Les indicateurs d’occupation confirment que le cycle de montée du taux de vacance est désormais derrière le marché. Au deuxième trimestre 2026, l’absorption nette nationale a atteint 62,1 millions de pieds carrés, soit une progression de 21 % par rapport au trimestre précédent. Sur les six premiers mois de l’année, le total s’élève à 113,6 millions de pieds carrés, la meilleure performance semestrielle depuis 2023.

Bon à savoir :

Le taux de vacance national est passé de plus de 7,5 % en début d’année à 6,9 % au deuxième trimestre, soit une baisse de 10 points de base. Selon les analystes, le marché a dépassé son pic cyclique et entre en phase de stabilisation grâce au rééquilibrage entre l’offre et la demande.

Cette reprise est tirée principalement par les prestataires logistiques tiers (3PL) et par les industriels réorganisant leurs chaînes d’approvisionnement. Ensemble, ces acteurs représentent plus de 55 % de l’activité locative depuis le début de l’année, illustrant l’importance persistante de l’e‑commerce et du reshoring dans la structuration du marché.

Reprise des prises à bail et normalisation des loyers

Les données de JLL confirment le rebond de l’activité locative dès le premier trimestre 2026, avec un volume de 145,2 millions de pieds carrés, en hausse de 17,8 % sur un an. Fait notable, près de 72 % de ces transactions concernent de nouveaux baux, signe d’une expansion réelle des surfaces occupées plutôt que d’un simple mouvement de renégociation.

80

Les prises à bail pour les entrepôts de plus de 500 000 pieds carrés ont bondi de plus de 80 % en glissement annuel au premier trimestre.

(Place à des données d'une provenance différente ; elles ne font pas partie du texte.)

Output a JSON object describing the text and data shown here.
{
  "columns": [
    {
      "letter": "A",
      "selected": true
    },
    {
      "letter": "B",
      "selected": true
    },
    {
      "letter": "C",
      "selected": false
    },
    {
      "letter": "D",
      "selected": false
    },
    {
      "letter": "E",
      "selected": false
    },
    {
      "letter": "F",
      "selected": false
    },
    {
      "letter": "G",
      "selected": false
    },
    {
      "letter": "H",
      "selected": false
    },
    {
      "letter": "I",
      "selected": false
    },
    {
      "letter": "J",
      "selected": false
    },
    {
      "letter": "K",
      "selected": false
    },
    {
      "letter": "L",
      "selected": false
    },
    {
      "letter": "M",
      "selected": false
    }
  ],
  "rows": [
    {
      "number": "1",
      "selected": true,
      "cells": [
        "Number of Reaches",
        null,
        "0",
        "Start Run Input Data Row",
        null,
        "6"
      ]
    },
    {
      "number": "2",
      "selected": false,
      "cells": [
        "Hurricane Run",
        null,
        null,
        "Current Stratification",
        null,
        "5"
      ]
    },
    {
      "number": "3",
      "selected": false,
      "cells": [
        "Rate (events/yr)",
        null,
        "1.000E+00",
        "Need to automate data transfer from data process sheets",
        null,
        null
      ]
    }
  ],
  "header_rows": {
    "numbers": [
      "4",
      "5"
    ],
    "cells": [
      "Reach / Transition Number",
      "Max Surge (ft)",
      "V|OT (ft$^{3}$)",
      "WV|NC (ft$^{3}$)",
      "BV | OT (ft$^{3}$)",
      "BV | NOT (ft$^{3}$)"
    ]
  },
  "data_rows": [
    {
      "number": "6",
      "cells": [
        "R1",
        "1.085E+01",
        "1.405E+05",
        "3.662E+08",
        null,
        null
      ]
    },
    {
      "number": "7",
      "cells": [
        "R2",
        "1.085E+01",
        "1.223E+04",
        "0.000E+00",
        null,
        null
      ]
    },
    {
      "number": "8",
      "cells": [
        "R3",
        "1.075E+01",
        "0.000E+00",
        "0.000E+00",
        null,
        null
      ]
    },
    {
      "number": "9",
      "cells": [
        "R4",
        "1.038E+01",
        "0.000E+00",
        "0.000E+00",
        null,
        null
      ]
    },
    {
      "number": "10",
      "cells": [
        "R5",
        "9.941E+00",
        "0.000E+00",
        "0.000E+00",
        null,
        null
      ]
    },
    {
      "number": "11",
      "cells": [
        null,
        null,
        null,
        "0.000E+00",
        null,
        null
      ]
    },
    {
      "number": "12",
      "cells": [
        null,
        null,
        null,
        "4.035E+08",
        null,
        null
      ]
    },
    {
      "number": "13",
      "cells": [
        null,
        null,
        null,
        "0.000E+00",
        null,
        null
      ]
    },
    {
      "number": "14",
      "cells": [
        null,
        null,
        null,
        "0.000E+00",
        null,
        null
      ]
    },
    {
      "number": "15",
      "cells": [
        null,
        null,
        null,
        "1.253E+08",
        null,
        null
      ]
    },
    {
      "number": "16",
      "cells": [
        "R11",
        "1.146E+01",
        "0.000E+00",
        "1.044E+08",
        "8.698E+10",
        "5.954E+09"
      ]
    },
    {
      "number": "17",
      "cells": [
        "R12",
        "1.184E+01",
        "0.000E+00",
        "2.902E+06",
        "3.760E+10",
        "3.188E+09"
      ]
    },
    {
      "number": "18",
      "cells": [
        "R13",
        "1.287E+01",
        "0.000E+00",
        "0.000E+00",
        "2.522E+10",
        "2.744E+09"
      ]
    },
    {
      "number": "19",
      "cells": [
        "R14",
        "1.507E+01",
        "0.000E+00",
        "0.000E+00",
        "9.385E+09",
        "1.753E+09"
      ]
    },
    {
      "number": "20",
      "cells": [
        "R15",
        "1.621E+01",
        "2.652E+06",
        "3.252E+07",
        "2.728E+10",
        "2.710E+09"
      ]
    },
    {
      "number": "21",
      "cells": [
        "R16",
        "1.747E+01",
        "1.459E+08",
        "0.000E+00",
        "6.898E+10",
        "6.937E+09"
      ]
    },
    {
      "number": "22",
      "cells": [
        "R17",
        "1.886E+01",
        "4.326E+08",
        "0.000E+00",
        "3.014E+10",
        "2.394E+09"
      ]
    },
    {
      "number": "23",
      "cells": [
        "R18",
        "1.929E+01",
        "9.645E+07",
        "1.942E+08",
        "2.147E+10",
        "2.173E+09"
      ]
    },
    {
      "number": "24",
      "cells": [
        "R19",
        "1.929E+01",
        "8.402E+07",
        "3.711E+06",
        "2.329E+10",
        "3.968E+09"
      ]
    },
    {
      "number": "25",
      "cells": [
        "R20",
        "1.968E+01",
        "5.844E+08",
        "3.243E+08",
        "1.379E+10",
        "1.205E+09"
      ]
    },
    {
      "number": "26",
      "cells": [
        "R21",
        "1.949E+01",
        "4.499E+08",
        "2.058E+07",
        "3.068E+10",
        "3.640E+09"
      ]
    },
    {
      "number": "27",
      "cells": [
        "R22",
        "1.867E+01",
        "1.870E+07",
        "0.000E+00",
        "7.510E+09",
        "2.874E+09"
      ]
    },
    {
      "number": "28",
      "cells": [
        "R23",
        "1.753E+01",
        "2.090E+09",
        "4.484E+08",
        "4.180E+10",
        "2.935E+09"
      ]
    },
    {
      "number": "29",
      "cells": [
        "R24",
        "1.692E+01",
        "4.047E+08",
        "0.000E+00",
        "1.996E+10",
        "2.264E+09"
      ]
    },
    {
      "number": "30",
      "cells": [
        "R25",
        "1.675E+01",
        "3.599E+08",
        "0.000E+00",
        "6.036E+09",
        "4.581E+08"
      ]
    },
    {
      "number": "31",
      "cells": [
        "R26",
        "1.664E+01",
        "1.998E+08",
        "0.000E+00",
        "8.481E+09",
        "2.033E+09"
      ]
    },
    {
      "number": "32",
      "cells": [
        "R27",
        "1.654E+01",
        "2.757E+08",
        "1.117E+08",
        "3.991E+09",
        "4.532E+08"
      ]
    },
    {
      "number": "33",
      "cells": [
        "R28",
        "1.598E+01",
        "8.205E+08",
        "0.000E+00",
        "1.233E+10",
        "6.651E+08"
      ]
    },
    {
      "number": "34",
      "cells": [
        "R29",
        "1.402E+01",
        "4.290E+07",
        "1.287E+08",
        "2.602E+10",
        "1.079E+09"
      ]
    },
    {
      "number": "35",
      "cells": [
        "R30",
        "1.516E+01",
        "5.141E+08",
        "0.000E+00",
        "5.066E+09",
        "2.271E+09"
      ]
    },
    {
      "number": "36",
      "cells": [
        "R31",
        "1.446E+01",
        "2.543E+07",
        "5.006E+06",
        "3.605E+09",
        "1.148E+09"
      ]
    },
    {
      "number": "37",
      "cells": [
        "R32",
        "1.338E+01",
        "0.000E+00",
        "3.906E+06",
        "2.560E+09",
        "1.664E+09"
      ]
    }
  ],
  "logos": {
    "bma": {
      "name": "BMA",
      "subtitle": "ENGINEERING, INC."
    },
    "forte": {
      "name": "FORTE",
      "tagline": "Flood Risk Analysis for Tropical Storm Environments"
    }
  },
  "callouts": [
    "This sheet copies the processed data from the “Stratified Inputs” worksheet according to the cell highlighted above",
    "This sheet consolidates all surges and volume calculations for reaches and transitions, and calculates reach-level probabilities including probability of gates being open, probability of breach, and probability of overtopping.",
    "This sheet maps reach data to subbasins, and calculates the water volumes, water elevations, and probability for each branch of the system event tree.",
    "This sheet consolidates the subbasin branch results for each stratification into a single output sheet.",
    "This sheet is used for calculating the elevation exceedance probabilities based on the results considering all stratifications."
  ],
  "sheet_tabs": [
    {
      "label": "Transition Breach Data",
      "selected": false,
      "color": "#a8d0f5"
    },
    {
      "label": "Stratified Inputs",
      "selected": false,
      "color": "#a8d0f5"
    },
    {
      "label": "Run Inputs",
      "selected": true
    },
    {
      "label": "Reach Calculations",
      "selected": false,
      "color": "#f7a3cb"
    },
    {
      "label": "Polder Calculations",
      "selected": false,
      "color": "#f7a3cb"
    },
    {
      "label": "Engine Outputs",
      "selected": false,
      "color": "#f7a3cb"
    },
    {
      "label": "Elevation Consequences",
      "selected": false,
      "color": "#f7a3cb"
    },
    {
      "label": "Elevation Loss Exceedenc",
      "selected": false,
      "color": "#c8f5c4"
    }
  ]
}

Côté prix, le marché sort progressivement de la phase de flambée des loyers observée entre 2021 et 2023. Yardi Matrix signale qu’en avril 2026, le loyer moyen “in place” s’établissait à 9,08 dollars le pied carré, soit une hausse annuelle de 5,3 %, bien inférieure aux rythmes records de la période pandémique. Pour les nouvelles signatures sur des surfaces prime, JLL relève un loyer moyen de 10,34 dollars le pied carré au premier trimestre, en progression modérée de 0,8 % sur un an.

Exemple :

Au premier trimestre, les loyers des grands entrepôts de plus de 50 000 pieds carrés ont baissé de 2,7 % sur un an, à cause d’une offre neuve abondante. En revanche, les bâtiments de moins de 25 000 pieds carrés conservent un pouvoir de négociation élevé, avec une croissance des loyers positive mais limitée à moins de 1 % par an, en raison de l’absence quasi totale de nouveaux développements.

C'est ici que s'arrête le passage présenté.